The U.S. is in a financial crisis—China owns 90 percent of U.S. Treasury bills and suddenly won’t buy any more, meaning the U.S. will default on its debt within months. The country is “on the brink of financial disaster,” and President Brad Halley orders his treasury secretary to sell off “all government-owned assets. Nothing is sacred.” Meanwhile, Damon Traynor owns the private equity firm Carada Capital Partners and is one of the country’s “Most Powerful African Americans.” CCP is invited to bid to purchase SLIDA, the “strategic laser infrastructure for the defense of America” and an impenetrable shield against missile attack. “In terms of absolute profit,” Traynor says, “this was the sweetest deal I’d seen in my career.” But to proceed he needs to convince Frank Marcuri, a skeptical investor, who says no. Then Marcuri’s helicopter explodes over Boston Harbor, and his objection no longer matters.
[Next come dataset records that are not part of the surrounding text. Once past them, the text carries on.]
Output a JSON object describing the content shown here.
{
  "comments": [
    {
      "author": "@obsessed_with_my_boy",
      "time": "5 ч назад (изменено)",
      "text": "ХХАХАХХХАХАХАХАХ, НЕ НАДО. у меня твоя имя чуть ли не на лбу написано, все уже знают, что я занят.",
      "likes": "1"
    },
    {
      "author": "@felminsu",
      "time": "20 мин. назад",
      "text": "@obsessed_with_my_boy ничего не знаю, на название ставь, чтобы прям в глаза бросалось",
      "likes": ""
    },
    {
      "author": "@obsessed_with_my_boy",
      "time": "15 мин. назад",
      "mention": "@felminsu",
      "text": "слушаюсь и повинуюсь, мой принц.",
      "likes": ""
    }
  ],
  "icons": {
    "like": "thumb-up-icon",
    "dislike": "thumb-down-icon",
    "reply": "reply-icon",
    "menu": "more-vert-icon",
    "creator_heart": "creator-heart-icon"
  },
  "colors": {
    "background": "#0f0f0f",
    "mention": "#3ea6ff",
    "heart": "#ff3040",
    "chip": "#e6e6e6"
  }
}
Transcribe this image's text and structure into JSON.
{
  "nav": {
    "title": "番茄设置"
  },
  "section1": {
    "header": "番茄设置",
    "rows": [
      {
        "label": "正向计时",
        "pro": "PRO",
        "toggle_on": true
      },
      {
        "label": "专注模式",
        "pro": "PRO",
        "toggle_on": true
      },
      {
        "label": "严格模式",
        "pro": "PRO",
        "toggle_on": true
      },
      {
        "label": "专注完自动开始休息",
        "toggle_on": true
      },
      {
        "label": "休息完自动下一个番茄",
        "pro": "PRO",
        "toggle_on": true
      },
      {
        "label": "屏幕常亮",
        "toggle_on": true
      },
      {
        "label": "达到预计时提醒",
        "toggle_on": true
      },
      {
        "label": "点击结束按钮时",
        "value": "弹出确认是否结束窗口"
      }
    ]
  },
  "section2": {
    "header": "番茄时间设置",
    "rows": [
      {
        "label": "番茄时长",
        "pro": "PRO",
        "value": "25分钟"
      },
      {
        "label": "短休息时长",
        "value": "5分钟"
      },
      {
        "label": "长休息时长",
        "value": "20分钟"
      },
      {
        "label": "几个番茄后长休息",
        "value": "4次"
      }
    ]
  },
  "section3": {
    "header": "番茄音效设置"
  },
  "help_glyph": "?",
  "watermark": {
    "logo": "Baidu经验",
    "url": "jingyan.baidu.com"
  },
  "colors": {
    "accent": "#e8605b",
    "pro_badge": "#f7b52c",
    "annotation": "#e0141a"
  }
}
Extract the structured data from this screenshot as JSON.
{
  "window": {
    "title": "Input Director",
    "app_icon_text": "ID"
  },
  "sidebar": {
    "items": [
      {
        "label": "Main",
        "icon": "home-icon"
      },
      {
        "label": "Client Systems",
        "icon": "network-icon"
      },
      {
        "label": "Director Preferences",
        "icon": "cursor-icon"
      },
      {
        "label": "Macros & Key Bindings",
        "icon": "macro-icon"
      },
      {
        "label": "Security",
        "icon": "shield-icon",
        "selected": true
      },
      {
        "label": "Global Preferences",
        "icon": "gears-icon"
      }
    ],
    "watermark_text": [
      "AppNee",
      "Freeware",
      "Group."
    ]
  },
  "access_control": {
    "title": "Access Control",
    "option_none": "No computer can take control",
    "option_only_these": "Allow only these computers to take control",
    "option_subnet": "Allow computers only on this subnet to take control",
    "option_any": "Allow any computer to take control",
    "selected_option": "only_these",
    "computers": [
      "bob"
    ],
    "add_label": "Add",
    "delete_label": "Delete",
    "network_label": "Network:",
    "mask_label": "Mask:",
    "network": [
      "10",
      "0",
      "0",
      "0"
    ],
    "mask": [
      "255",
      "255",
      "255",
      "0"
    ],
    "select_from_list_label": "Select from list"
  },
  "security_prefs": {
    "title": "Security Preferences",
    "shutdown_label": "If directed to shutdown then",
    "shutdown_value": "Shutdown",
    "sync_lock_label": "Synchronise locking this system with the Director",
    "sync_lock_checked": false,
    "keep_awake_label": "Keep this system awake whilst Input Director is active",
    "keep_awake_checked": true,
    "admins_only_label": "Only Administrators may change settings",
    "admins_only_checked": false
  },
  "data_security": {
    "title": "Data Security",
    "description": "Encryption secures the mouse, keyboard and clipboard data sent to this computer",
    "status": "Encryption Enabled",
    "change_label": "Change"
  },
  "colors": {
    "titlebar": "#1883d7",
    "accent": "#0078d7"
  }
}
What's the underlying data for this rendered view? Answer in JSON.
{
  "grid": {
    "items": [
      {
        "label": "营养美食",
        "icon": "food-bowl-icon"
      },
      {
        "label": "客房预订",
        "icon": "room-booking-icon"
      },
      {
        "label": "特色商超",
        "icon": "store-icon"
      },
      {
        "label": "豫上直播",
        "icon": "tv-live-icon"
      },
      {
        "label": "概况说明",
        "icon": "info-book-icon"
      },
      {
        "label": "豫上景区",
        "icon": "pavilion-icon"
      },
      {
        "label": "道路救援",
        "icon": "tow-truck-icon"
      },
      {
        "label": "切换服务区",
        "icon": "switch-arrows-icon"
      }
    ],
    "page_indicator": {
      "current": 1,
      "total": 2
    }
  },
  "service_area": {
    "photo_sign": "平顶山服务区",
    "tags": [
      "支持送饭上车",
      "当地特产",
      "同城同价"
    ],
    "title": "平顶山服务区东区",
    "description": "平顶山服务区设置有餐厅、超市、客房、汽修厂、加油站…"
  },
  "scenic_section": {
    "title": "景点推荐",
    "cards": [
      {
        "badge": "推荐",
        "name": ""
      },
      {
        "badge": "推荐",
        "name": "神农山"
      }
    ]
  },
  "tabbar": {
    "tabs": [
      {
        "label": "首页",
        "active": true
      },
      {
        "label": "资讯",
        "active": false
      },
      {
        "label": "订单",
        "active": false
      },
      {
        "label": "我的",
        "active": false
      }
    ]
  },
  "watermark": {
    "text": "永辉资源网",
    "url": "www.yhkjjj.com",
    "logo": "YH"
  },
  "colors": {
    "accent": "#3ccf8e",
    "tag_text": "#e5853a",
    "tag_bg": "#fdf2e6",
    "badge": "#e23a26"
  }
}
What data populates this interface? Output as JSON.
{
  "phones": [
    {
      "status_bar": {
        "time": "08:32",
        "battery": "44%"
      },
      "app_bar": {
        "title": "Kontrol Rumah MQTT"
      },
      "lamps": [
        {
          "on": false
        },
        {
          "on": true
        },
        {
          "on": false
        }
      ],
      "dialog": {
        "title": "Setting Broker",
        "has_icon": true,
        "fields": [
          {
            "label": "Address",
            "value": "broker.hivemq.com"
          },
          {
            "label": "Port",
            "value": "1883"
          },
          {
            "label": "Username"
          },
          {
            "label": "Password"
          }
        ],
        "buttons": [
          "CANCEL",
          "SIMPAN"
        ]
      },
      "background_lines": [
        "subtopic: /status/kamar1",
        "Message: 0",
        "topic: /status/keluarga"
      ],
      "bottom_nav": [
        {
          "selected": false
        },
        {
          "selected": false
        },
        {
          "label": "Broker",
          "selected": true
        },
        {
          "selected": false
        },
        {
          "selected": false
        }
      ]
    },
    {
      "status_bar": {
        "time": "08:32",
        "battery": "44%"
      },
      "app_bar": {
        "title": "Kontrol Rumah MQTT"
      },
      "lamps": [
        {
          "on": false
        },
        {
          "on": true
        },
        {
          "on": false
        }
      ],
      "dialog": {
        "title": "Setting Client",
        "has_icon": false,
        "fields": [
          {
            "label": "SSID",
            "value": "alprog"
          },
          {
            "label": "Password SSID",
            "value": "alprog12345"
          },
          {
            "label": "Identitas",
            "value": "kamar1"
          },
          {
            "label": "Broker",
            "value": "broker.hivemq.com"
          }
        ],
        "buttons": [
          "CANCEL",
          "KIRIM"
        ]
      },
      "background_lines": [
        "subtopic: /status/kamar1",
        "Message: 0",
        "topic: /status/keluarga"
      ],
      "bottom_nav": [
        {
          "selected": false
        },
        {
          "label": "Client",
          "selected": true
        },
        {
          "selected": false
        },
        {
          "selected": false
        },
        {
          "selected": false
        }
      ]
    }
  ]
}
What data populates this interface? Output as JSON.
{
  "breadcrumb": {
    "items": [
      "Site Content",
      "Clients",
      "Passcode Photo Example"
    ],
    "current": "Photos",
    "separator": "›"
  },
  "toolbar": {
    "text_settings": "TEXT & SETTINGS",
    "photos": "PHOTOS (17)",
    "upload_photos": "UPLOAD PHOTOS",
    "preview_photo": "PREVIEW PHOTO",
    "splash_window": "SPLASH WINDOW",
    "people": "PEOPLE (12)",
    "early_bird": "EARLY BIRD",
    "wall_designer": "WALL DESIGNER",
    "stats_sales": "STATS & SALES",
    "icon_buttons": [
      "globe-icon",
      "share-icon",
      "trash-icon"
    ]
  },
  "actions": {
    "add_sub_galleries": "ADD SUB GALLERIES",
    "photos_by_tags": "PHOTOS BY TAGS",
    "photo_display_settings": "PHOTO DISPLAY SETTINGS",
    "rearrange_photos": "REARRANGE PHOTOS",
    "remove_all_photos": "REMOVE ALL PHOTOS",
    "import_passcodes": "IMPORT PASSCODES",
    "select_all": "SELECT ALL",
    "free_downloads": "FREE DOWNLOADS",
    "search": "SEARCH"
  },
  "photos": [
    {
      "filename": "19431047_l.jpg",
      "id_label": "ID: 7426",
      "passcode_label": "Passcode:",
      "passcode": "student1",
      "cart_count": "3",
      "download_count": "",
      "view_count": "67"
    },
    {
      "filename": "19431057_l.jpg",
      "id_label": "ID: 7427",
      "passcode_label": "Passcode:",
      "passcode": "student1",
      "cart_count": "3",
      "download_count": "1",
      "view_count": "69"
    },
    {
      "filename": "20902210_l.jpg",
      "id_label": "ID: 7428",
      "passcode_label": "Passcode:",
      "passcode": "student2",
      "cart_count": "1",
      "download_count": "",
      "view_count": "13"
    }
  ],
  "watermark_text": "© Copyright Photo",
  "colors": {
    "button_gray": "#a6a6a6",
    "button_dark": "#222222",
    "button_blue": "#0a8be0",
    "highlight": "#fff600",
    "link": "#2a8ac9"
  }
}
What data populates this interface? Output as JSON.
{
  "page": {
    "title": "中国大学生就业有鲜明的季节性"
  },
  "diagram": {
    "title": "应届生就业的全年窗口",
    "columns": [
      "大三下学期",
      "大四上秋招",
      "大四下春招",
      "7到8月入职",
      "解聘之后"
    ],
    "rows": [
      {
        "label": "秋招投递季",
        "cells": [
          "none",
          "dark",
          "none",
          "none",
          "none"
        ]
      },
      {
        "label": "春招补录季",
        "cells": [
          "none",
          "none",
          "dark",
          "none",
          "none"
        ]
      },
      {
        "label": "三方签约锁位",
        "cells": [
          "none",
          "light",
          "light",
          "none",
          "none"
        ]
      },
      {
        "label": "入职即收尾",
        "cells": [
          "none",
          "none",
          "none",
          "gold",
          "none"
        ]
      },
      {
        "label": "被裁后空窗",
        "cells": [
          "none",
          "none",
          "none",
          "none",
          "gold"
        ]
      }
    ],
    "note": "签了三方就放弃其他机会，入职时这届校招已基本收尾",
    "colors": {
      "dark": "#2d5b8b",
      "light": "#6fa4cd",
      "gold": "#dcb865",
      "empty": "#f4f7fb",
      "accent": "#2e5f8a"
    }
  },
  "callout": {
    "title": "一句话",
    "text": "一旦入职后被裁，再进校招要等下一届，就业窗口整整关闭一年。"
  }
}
After CCP wins the bid for the low, low price of $25 billion, the fired head of technical development at SLIDA tells Traynor the supposedly perfect system doesn’t work. And Traynor is puzzled to learn CCP was the only bidder. While a government official warns Traynor to stop asking whether SLIDA works, people around him die at an alarming rate. Given that Traynor narrates, it’s no spoiler to say that he lives, but no one else is safe. It’s not hard to foresee who the villains are when the president declares “Sometimes leadership means doing the unthinkable for the greater good.” Bodenham (The Geneva Connection, 2014, etc.), a former private equity fund manager himself, clearly knows his terrain. He covers it so well that readers may not stop to question the plausibility of selling off such a defense system for an amount that wouldn’t come close to curing the national debt.
Though the outcome is predictable, the storytelling is great. Thriller fans will enjoy this one.